Other minor question: What are the allowed names for functions and lists? Are underscores allowed in names?
It looks to me as if you are trying to compute the result of
FixedPointList[a*#*(1-#)&, x0]
Note:
Building lists element-by-element, whether you use a loop or some other construct, is almost always a bad idea in Mathematica. To use the system productively you need to learn some of the basic functional constructs, of which FixedPointList is one.
I'm not providing any explanation of the function I've used, nor of the interpretation of symbols such as # and &. This is all covered in the documentation which explains matters better than I can and with which you ought to become familiar.
Mathematica allows alphanumeric (only) names and they must start with a letter. Of course, Mathematic recognises many Unicode characters other than the 26 letters in the English alphabet as alphabetic. By convention (only) intrinsic names start with an upper-case letter and your own with a lower-case.
The underscore is most definitely not allowed in Mathematica names, it has a specific and widely-used interpretation as a short form of the Blank symbol.
Oh, LaTeX formatting doesn't work hereabouts, but Mathematica code is plenty readable enough.
It seems that, when the function definition is being called in
Append[M,L2], L2 is calling M[2] in the older definition of M,
which clearly does not exist.
How can I make L use the newer, bigger version of M?
M is never getting updated here.
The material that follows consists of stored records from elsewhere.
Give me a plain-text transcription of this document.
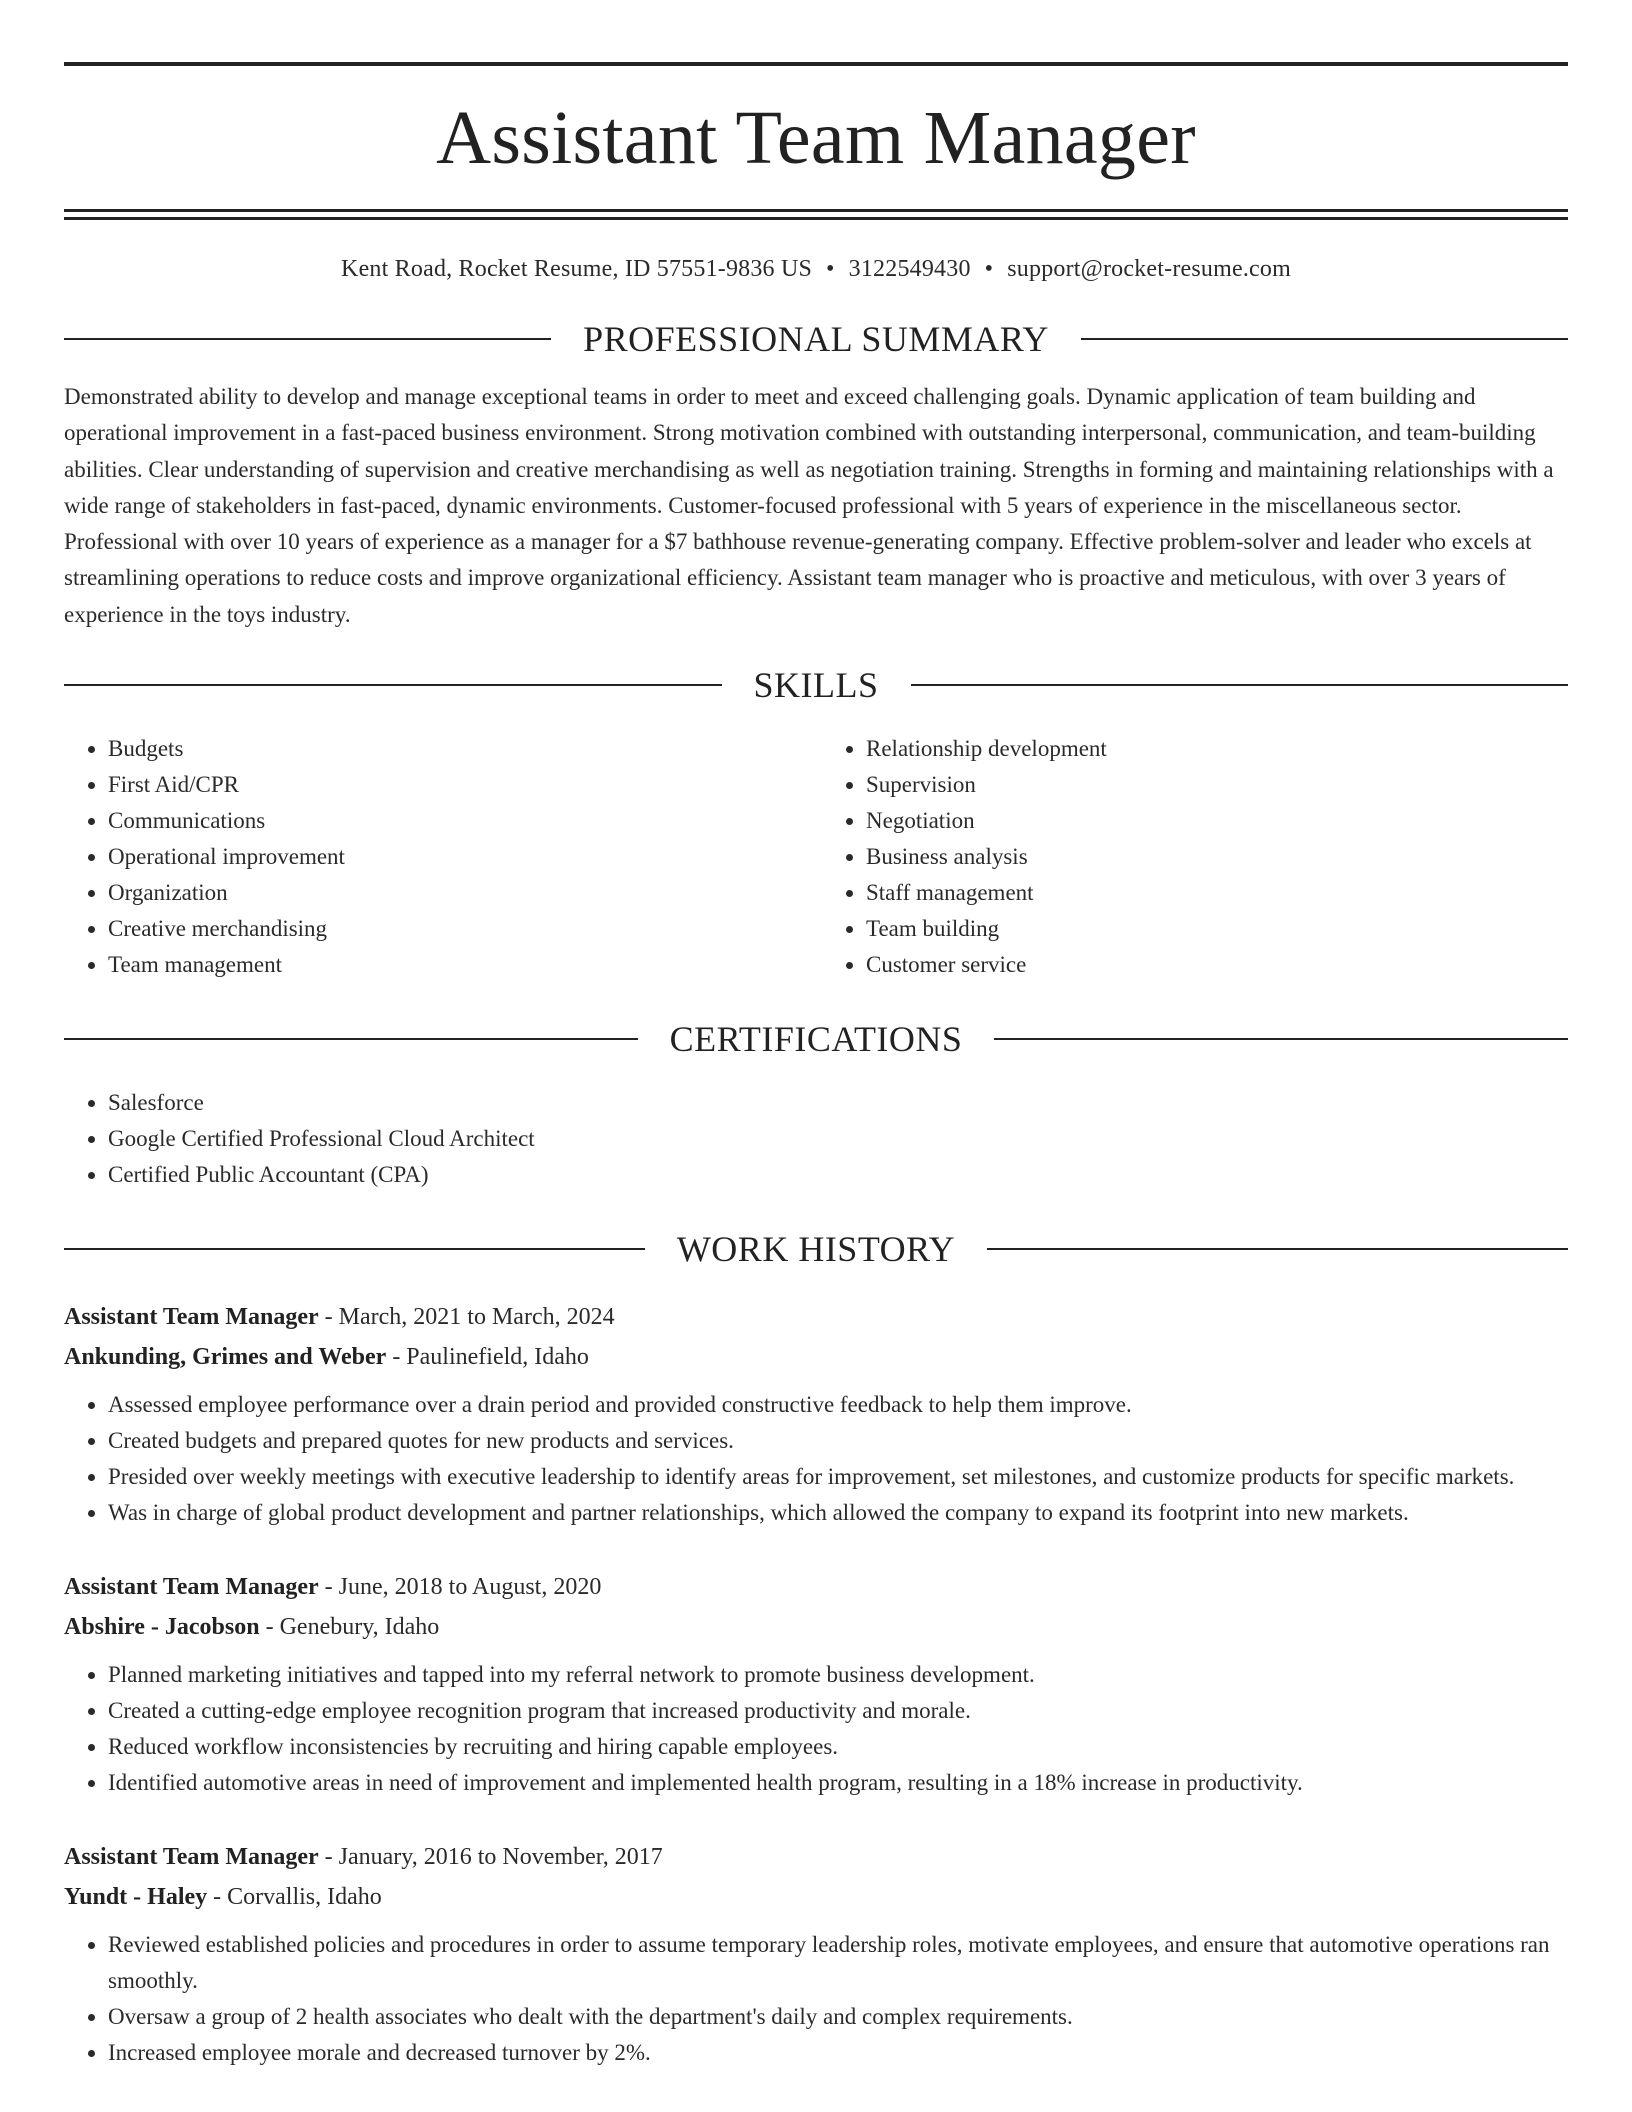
Assistant Team Manager
Kent Road, Rocket Resume, ID 57551-9836 US • 3122549430 • support@rocket-resume.com
PROFESSIONAL SUMMARY

Demonstrated ability to develop and manage exceptional teams in order to meet and exceed challenging goals. Dynamic application of team building and operational improvement in a fast-paced business environment. Strong motivation combined with outstanding interpersonal, communication, and team-building abilities. Clear understanding of supervision and creative merchandising as well as negotiation training. Strengths in forming and maintaining relationships with a wide range of stakeholders in fast-paced, dynamic environments. Customer-focused professional with 5 years of experience in the miscellaneous sector. Professional with over 10 years of experience as a manager for a $7 bathhouse revenue-generating company. Effective problem-solver and leader who excels at streamlining operations to reduce costs and improve organizational efficiency. Assistant team manager who is proactive and meticulous, with over 3 years of experience in the toys industry.

SKILLS
• Budgets
• First Aid/CPR
• Communications
• Operational improvement
• Organization
• Creative merchandising
• Team management
• Relationship development
• Supervision
• Negotiation
• Business analysis
• Staff management
• Team building
• Customer service
CERTIFICATIONS
• Salesforce
• Google Certified Professional Cloud Architect
• Certified Public Accountant (CPA)
WORK HISTORY
Assistant Team Manager - March, 2021 to March, 2024
Ankunding, Grimes and Weber - Paulinefield, Idaho
• Assessed employee performance over a drain period and provided constructive feedback to help them improve.
• Created budgets and prepared quotes for new products and services.
• Presided over weekly meetings with executive leadership to identify areas for improvement, set milestones, and customize products for specific markets.
• Was in charge of global product development and partner relationships, which allowed the company to expand its footprint into new markets.
Assistant Team Manager - June, 2018 to August, 2020
Abshire - Jacobson - Genebury, Idaho
• Planned marketing initiatives and tapped into my referral network to promote business development.
• Created a cutting-edge employee recognition program that increased productivity and morale.
• Reduced workflow inconsistencies by recruiting and hiring capable employees.
• Identified automotive areas in need of improvement and implemented health program, resulting in a 18% increase in productivity.
Assistant Team Manager - January, 2016 to November, 2017
Yundt - Haley - Corvallis, Idaho
• Reviewed established policies and procedures in order to assume temporary leadership roles, motivate employees, and ensure that automotive operations ran smoothly.
• Oversaw a group of 2 health associates who dealt with the department's daily and complex requirements.
• Increased employee morale and decreased turnover by 2%.
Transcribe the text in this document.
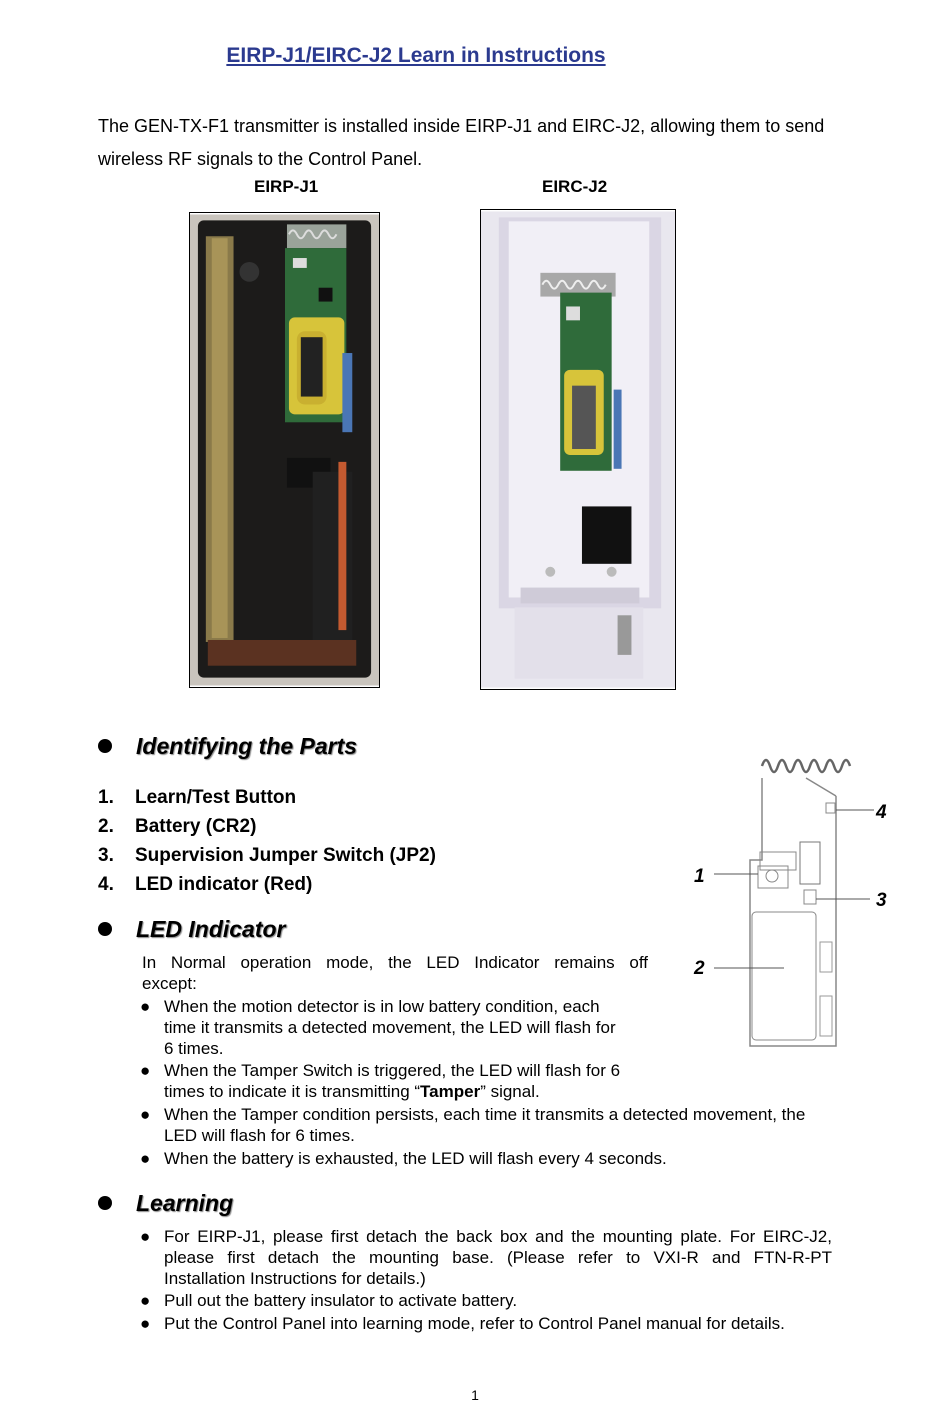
EIRP-J1/EIRC-J2 Learn in Instructions
The GEN-TX-F1 transmitter is installed inside EIRP-J1 and EIRC-J2, allowing them to send
wireless RF signals to the Control Panel.
EIRP-J1	EIRC-J2
Identifying the Parts
1. Learn/Test Button
2. Battery (CR2)
3. Supervision Jumper Switch (JP2)
4. LED indicator (Red)	1
2
3
4
LED Indicator
In Normal operation mode, the LED Indicator remains off
except:
● When the motion detector is in low battery condition, each
time it transmits a detected movement, the LED will flash for
6 times.
● When the Tamper Switch is triggered, the LED will flash for 6
times to indicate it is transmitting “Tamper” signal.
● When the Tamper condition persists, each time it transmits a detected movement, the
LED will flash for 6 times.
● When the battery is exhausted, the LED will flash every 4 seconds.
Learning
● For EIRP-J1, please first detach the back box and the mounting plate. For EIRC-J2,
please first detach the mounting base. (Please refer to VXI-R and FTN-R-PT
Installation Instructions for details.)
● Pull out the battery insulator to activate battery.
● Put the Control Panel into learning mode, refer to Control Panel manual for details.
1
Append does not modify the parameters you pass to it; it returns the concatenated value of the arrays.
So, the following code:
A={1,2,3}
B=Append[A,5]
Will end up with B={1,2,3,5} and A={1,2,3}. A is not modfied.
To analyse your output,
0.3 // Output of x0 = Input["Enter x0"]. Note that the assignment operator returns the the assignment value.
2 // Output of a= Input["a"]
{0.3} // Output of M = {x0}
0.42 // Output of Print[L[1]]
{0.3,0.42} // Output of Append[M, L[1]]. This is the *return value*, not the new value of M
{0.3} // Output of Print[M]
Part::partw: Part 2 of {0.3`} does not exist. >> // M has only one element, so M[[2]] doesn't make sense
Part::partw: Part 2 of {0.3`} does not exist. >> // ditto
{0.3, 2 (1 - {0.3}[[2]]) {0.3}[[2]]} (* Output of Append[M, L[2]]. Again, *not* the new value of M *)
{0.3} // Output of Print[M]
The simple fix here is to use M=Append[M, L[1]].
To do it in a single for loop:
xn=x0;
For[i = 0, i < n, i++,
M = Append[M, xn];
xn = A*xn (1 - xn)
];
A faster method would be to use NestList[a*#*(1-#)&, x0,n] as a variation of the method mentioned by Mark above.
Here, the expression a*#*(1-#)& is basically an anonymous function (# is its parameter, the & is a shorthand for enclosing it in Function[]). The NestList method takes a function as one argument and recursively applies it starting with x0, for n iterations.
Other minor question: What are the allowed names for functions and lists? Are underscores allowed in names?
No underscores, they're used for pattern matching. Otherwise a variable can contain alphabets and special characters (like theta and all), but no characters that have a meaning in mathematica (parentheses/braces/brackets, the at symbol, the hash symbol, an ampersand, a period, arithmetic symbols, underscores, etc). They may contain a dollar sign but preferably not start with one (these are usually reserved for system variables and all, though you can define a variable starting with a dollar sign without breaking anything).